Bursting into the internet’s consciousness back in 2013 with their infectious, effervescent blend of synthpop, bilingual hip hop, and PC Music’s color palette, Kero Kero Bonito have finally released their polished debut album, BONITO GENERATION. As fits a release tailored for global audiences, BONITO GENERATION is a bit more reined in than 2013’s mixtape, INTRO BONITO, but keeps the naivety and wide-eyed optimism that captured audiences from the beginning. While Sarah Bonito often comes across as Hannah Diamond making a cameo in Don’t Hug Me I’m Scared, her delivery features an effortless bounce and bob that becomes all the more impressive when she deftly switches between English and Japanese. Even when the shtick runs a little thin, the production, which references everything from bitpop to hip house to picopop to city pop (“Big City”), is sure to keep a smile on your face.
Let’s Eat Grandma – I, GEMINI
Genre: Art Pop
Favorite Tracks: “Deep Six Textbook,” “Eat Shiitake Mushrooms,” “Chimpanzees in Canopies,” “Rapunzel”
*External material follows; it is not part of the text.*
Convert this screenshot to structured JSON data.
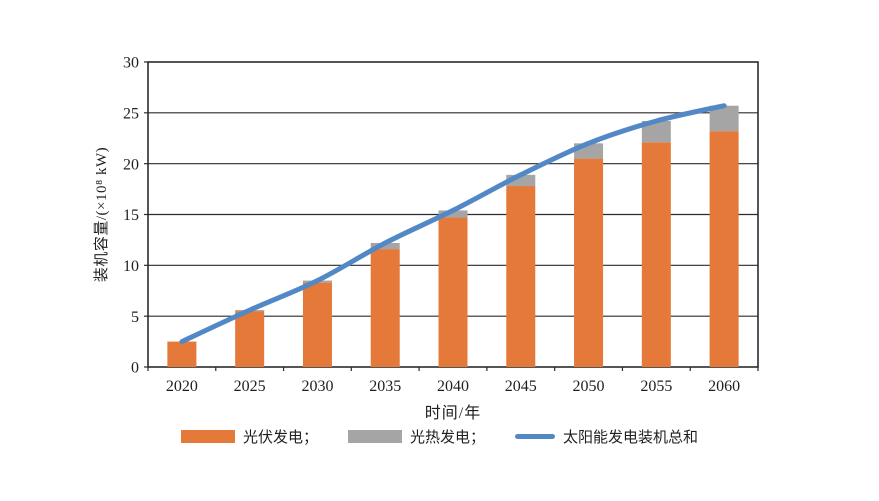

Yes, Let’s Eat Grandma is a really stupid band name. However, I highly recommend looking past it, because I, GEMINI is easily one of the most baffling and bizarre records of the year. Made by two 16-year-old girls hailing from Norwich, England, the sheer amount of eccentric compositional talent on display here is reason enough to shut up any naysayers. A nearly perverse youthful abandon in terms of songwriting and stylistic convention is the key creative force here, leading to eye-popping opuses such as “Eat Shiitake Mushrooms” that manage to combine synthpop, hip hop, and folk in a way only someone as unconcerned as a teenager could muster. However, that’s not to say that the record is immature, as Rosa Walton and Jenny Hollingworth channel artists such as CocoRosie, Joanna Newsom, and Björk over the course of their nightmarish, hallucinogenic fairy tale in order to lead to a deep, nuanced collection of dreamy art pop. Truly an impressive feat!
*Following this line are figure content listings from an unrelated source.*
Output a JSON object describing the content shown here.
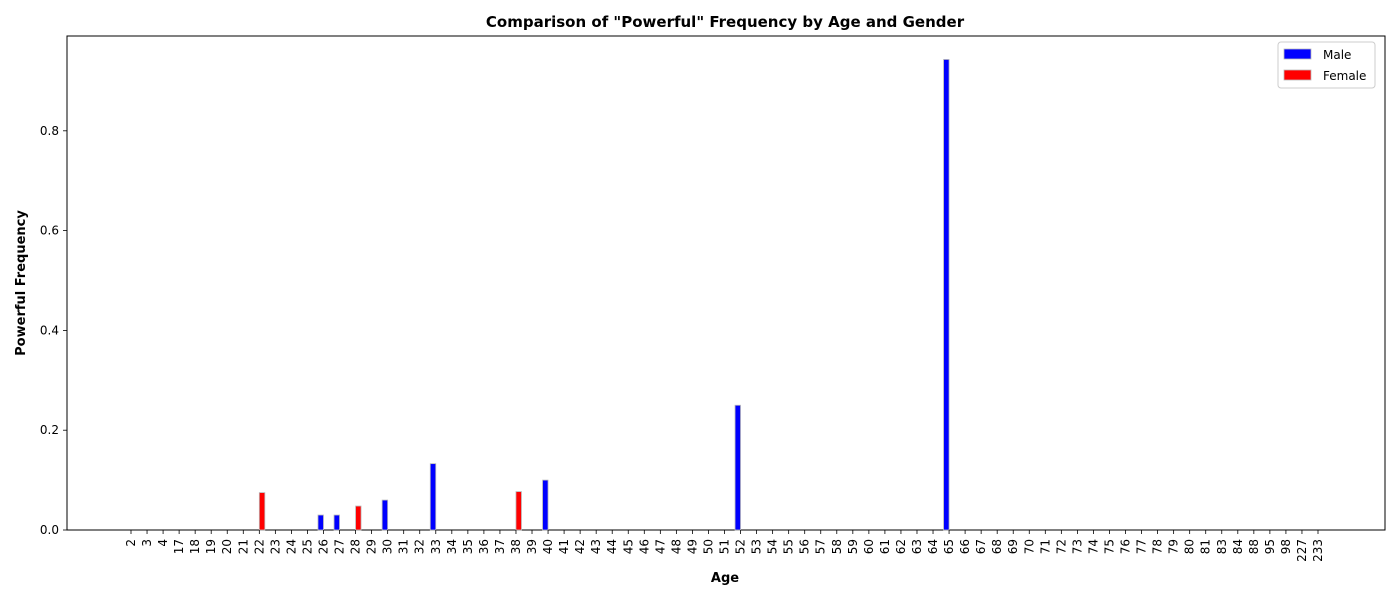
{
  "chart_data": {
    "type": "bar",
    "title": "Comparison of \"Powerful\" Frequency by Age and Gender",
    "xlabel": "Age",
    "ylabel": "Powerful Frequency",
    "ylim": [
      0,
      0.99
    ],
    "yticks": [
      "0.0",
      "0.2",
      "0.4",
      "0.6",
      "0.8"
    ],
    "ytick_values": [
      0,
      0.2,
      0.4,
      0.6,
      0.8
    ],
    "grid": false,
    "legend_position": "top-right",
    "categories": [
      "2",
      "3",
      "4",
      "17",
      "18",
      "19",
      "20",
      "21",
      "22",
      "23",
      "24",
      "25",
      "26",
      "27",
      "28",
      "29",
      "30",
      "31",
      "32",
      "33",
      "34",
      "35",
      "36",
      "37",
      "38",
      "39",
      "40",
      "41",
      "42",
      "43",
      "44",
      "45",
      "46",
      "47",
      "48",
      "49",
      "50",
      "51",
      "52",
      "53",
      "54",
      "55",
      "56",
      "57",
      "58",
      "59",
      "60",
      "61",
      "62",
      "63",
      "64",
      "65",
      "66",
      "67",
      "68",
      "69",
      "70",
      "71",
      "72",
      "73",
      "74",
      "75",
      "76",
      "77",
      "78",
      "79",
      "80",
      "81",
      "83",
      "84",
      "88",
      "95",
      "98",
      "227",
      "233"
    ],
    "series": [
      {
        "name": "Male",
        "color": "#0000ff",
        "values": [
          0,
          0,
          0,
          0,
          0,
          0,
          0,
          0,
          0,
          0,
          0,
          0,
          0.03,
          0.03,
          0,
          0,
          0.06,
          0,
          0,
          0.133,
          0,
          0,
          0,
          0,
          0,
          0,
          0.1,
          0,
          0,
          0,
          0,
          0,
          0,
          0,
          0,
          0,
          0,
          0,
          0.25,
          0,
          0,
          0,
          0,
          0,
          0,
          0,
          0,
          0,
          0,
          0,
          0,
          0.943,
          0,
          0,
          0,
          0,
          0,
          0,
          0,
          0,
          0,
          0,
          0,
          0,
          0,
          0,
          0,
          0,
          0,
          0,
          0,
          0,
          0,
          0,
          0
        ]
      },
      {
        "name": "Female",
        "color": "#ff0000",
        "values": [
          0,
          0,
          0,
          0,
          0,
          0,
          0,
          0,
          0.075,
          0,
          0,
          0,
          0,
          0,
          0.048,
          0,
          0,
          0,
          0,
          0,
          0,
          0,
          0,
          0,
          0.077,
          0,
          0,
          0,
          0,
          0,
          0,
          0,
          0,
          0,
          0,
          0,
          0,
          0,
          0,
          0,
          0,
          0,
          0,
          0,
          0,
          0,
          0,
          0,
          0,
          0,
          0,
          0,
          0,
          0,
          0,
          0,
          0,
          0,
          0,
          0,
          0,
          0,
          0,
          0,
          0,
          0,
          0,
          0,
          0,
          0,
          0,
          0,
          0,
          0,
          0
        ]
      }
    ]
  }
}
Wake – SOWING THE SEEDS OF A WORTHLESS TOMORROW
Favorite Tracks: “Wretched Tongues,” “Better Living Through Apathy,” “Low,” “Unrelenting Hate”
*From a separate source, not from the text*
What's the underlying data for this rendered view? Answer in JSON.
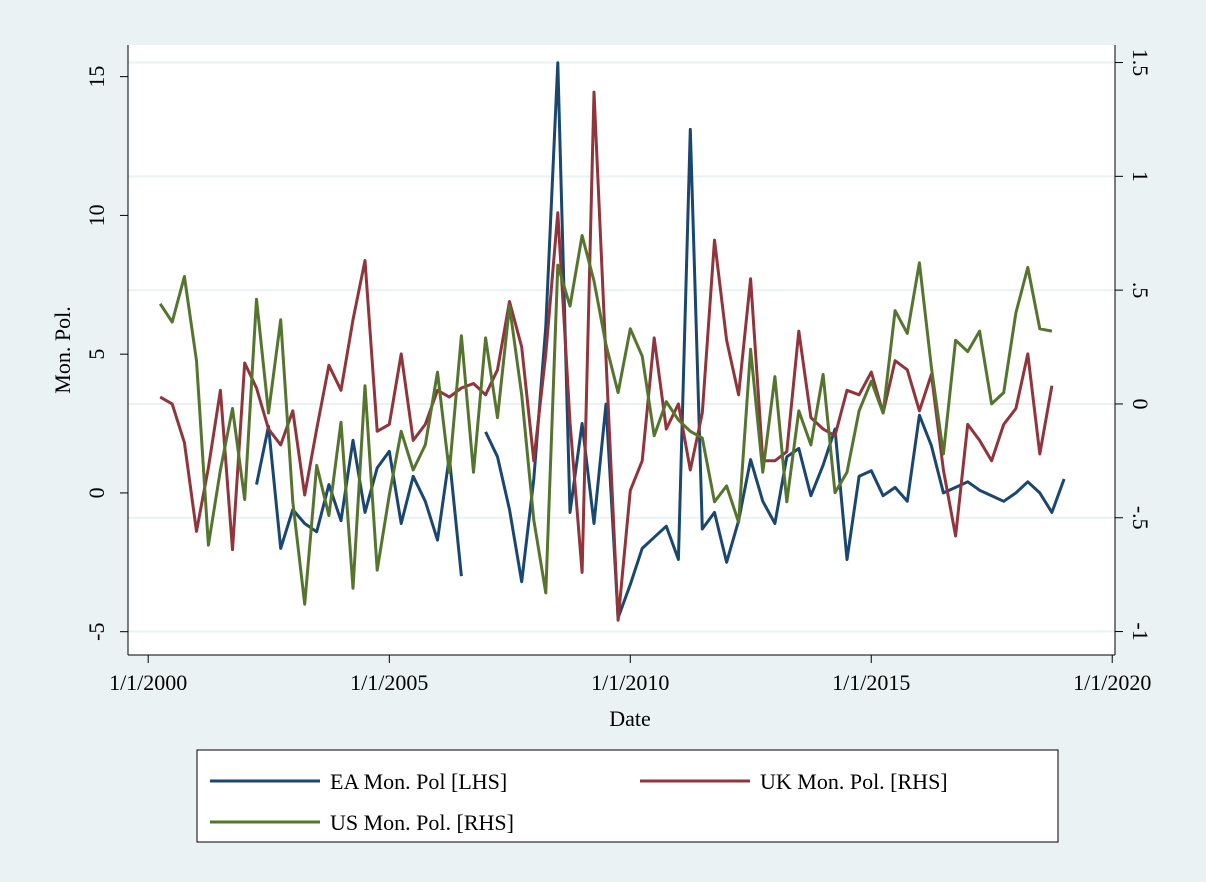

On the offhand chance you somehow haven’t been keeping up with Bandcamp grindcore in 2016, let me tell you, it’s been quite a standout year! Although the genre hasn’t managed to find its golden goose along the likes of TERMINAL REDUX, there’s been a fantastic element of consistency present, with Wake’s SOWING THE SEEDS OF A WORTHLESS TOMORROW easily among the best albums from the scene. And why? Riffs, baby, riffs! Whether they be black metal tremolo goodness, crazed crust punk chaos, or meaty death metal grooves, Wake manages to keep up the energy without devolving into indiscriminate, noise-washed sameness, aided immensely by the drumming, which manages to inject both variety and character into the typical blistering pace of grindcore rhythm sections. A criminally unsung hero from the first quarter of the year!